Some Parting Thoughts
This blog post will be my last as Director of Duke Forge. I have been given a tremendous opportunity to work in a new and growing space where I can help develop novel approaches to how we help people maintain or improve their health. Stay tuned. Meanwhile, I am glad to see that the teams I have built have the momentum and robust operational management needed to continue on missions such as Blue FHIR.

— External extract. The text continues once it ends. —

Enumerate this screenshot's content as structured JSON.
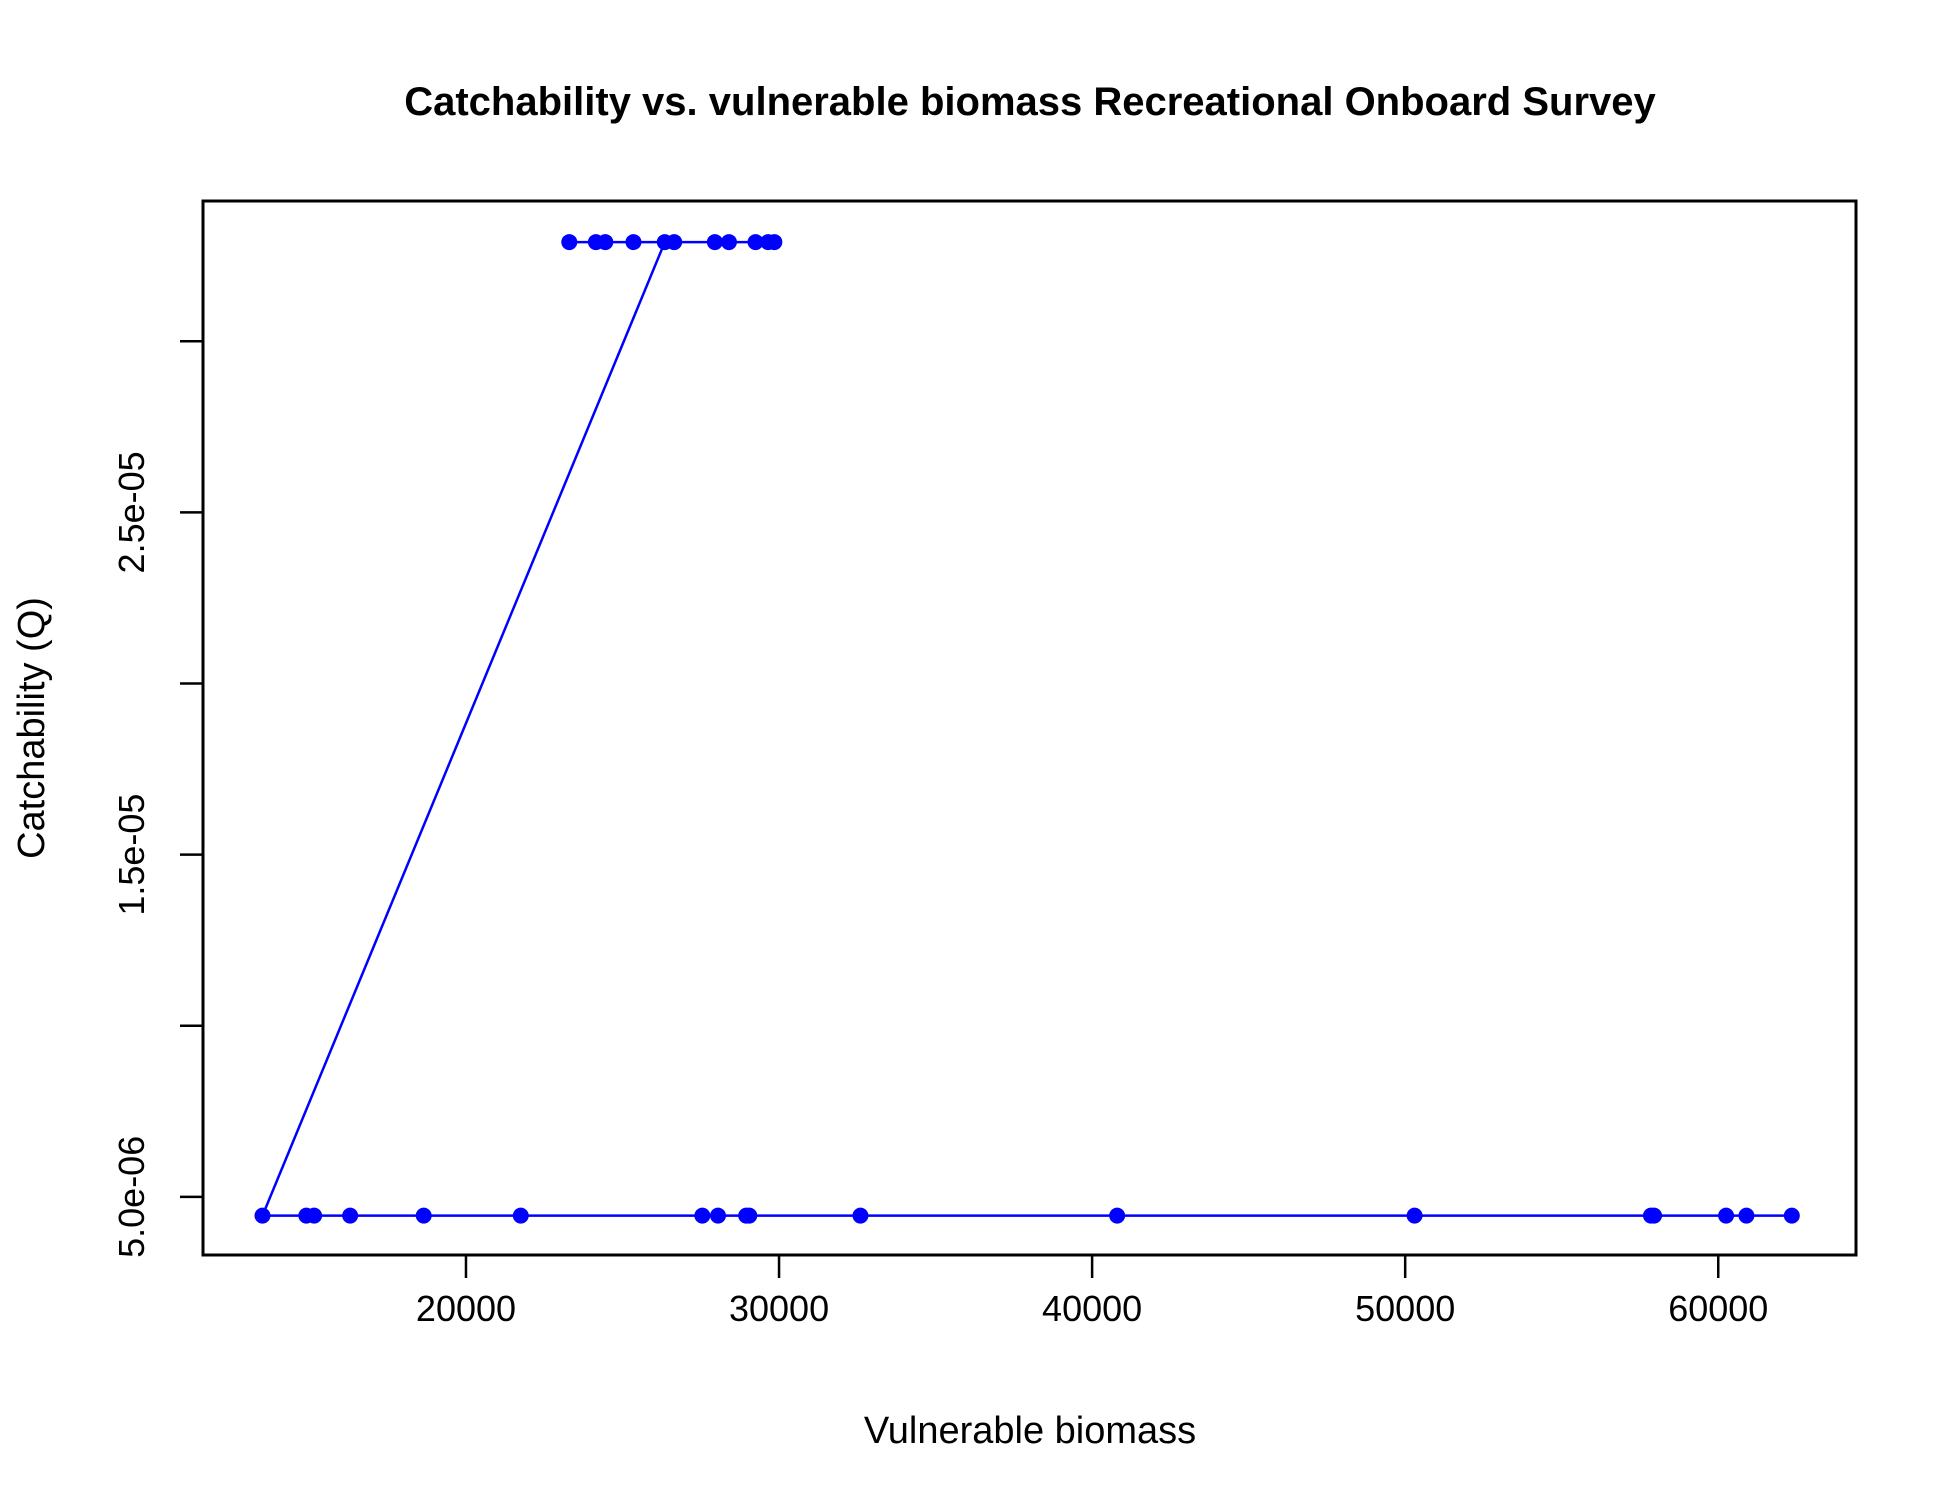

I recently came across a wonderful blog post by data scientist Vicki Boykis titled “Neural nets are just people all the way down.” In her post, she notes that the most famous applications of machine learning and artificial intelligence only exist because people—not machines!—have done all the brute-force work of annotating images with labels like “pizza” or “traffic light.” What’s more, linguistic hyponyms (such as “pizza,” “pepperoni pie,” or “slice”) must also be curated by humans to ensure that the meanings of these labels make sense.
This human dimension of data science has always been at the heart of Forge’s mission, and this mission continues. Healthcare is not delivered by machines, and in our lifetimes cannot and should not be delivered by algorithms outside of the context of humans. Automation undoubtedly can smooth out burdensome red tape and ease repetitive workflows, but the profession—the calling— of maintaining, improving, and saving lives is “people all the way down.”